Alors qu’elle enfilait son uniforme de travail, elle ne put s’empêcher d’apercevoir son reflet. Elle ne s’était toujours pas fait à sa coupe de cheveux, mais ne regrettait pas de l’avoir adoptée. Ça collait parfaitement avec sa nouvelle personnalité. Elle attrapa un élastique, rassembla les mèches et les attacha.
Elle laça fermement ses bottines, le cuir noir craquant sous la tension des lacets.
Un bruit retentit derrière la porte. Se retournant brusquement, elle se surprit à espérer que ce n’était pas son père qui venait lui rendre une visite matinale comme il avait entrepris de le faire depuis leur arrivée.
Elle s’en voulut immédiatement d’avoir pensé cela. Un peu plus de culpabilité.

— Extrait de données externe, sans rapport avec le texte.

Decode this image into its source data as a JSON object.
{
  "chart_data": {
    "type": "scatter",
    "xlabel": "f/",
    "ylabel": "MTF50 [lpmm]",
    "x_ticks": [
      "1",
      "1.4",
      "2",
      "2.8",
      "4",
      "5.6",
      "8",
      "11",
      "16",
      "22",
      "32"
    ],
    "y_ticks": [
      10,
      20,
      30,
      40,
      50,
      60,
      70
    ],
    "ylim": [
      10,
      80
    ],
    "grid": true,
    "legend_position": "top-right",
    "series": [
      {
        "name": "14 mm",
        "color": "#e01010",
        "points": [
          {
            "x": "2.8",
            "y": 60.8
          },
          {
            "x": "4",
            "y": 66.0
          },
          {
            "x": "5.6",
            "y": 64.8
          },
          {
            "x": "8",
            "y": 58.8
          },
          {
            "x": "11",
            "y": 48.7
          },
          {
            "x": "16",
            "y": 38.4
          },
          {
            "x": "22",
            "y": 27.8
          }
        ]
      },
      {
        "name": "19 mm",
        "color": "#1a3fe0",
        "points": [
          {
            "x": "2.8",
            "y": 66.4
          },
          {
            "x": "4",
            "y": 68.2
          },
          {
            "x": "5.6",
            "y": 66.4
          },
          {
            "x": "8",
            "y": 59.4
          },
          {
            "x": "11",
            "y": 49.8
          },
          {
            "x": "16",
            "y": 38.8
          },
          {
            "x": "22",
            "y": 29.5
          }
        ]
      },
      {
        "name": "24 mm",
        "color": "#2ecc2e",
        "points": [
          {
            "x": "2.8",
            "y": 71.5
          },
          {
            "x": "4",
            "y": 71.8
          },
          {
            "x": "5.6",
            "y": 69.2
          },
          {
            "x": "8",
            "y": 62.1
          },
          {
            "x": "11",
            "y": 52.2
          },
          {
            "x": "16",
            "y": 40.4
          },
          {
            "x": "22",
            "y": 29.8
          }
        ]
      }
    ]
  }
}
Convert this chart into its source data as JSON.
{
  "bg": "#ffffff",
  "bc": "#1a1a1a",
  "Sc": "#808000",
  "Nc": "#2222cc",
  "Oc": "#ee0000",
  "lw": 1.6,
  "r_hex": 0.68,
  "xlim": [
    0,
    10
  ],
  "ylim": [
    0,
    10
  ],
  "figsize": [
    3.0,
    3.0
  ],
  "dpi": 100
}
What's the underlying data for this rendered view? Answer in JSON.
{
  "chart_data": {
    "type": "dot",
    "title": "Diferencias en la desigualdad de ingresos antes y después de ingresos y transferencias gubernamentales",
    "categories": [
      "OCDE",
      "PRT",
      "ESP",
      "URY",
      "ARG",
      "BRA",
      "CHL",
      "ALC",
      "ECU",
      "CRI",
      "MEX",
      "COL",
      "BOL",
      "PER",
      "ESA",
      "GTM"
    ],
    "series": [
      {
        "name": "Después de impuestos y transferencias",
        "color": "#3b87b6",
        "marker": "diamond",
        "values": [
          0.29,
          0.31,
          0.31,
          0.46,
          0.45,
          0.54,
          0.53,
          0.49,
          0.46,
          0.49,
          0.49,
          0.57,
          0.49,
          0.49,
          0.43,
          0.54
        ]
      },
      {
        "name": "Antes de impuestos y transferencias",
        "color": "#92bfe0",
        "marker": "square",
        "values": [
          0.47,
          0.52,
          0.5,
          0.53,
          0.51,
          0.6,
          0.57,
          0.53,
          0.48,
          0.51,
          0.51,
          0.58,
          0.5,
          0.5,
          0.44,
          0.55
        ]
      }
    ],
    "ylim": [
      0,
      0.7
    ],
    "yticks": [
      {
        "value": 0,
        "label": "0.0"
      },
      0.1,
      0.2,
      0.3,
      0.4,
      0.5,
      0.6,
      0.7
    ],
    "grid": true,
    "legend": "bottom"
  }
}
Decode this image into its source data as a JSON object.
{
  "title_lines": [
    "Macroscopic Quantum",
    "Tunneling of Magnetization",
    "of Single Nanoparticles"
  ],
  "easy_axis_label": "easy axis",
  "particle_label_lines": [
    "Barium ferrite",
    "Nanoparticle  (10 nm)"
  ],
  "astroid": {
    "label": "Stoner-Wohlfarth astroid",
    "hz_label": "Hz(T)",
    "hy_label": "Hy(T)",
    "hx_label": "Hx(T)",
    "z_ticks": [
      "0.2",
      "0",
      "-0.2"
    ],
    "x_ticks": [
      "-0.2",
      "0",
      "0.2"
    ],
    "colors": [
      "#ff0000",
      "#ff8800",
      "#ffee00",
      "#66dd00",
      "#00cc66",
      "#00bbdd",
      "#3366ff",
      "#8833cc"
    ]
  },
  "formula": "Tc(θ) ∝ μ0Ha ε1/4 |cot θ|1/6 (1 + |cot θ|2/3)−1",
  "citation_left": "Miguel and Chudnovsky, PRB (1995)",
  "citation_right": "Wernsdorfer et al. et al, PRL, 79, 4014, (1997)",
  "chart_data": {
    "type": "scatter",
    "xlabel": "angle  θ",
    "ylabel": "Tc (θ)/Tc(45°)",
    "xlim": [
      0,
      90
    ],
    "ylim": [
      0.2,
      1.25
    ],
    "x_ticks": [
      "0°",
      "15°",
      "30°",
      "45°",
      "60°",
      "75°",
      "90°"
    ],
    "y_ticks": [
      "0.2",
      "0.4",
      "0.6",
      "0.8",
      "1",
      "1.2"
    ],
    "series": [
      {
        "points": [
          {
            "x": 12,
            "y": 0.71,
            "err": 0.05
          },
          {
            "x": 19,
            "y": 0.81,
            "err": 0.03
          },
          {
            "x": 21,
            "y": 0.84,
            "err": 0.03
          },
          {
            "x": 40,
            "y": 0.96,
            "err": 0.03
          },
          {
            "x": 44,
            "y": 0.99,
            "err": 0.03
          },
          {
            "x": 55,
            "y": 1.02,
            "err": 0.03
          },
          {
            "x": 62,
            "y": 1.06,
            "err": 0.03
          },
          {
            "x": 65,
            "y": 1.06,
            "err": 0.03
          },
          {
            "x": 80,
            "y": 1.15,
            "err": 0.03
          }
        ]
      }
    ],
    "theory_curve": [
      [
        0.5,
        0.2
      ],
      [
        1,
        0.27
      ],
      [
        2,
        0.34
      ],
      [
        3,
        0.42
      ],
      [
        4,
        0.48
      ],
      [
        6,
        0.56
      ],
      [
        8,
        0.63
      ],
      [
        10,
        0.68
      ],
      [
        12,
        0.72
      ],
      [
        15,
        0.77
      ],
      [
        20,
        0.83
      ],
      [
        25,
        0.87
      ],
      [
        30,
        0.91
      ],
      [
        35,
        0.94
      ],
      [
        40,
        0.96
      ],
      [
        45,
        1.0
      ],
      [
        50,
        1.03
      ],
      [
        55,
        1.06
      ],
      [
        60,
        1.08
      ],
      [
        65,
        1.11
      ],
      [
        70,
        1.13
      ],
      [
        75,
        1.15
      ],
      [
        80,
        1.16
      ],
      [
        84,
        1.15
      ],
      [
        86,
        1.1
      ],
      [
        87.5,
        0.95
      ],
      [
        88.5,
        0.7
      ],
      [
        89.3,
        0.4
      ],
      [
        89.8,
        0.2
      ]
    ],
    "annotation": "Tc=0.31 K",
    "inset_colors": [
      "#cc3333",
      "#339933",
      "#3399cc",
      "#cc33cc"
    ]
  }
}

Regardant par le petit hublot, elle s’efforça de respirer pour évacuer la pression. La seule vue du monde extérieur avant l’enfermement des couloirs et des salles de travail. Les faisceaux des spots supportés par des pieds de géants traversaient une brume poussiéreuse. Des machines démesurées étaient plantées dans le sol. De la fumée s’échappait des cheminées. Elle détourna la tête.
L’écran sur le petit bureau s’alluma soudainement. Le rapport de la veille, écrit en lettres vertes, scintillait.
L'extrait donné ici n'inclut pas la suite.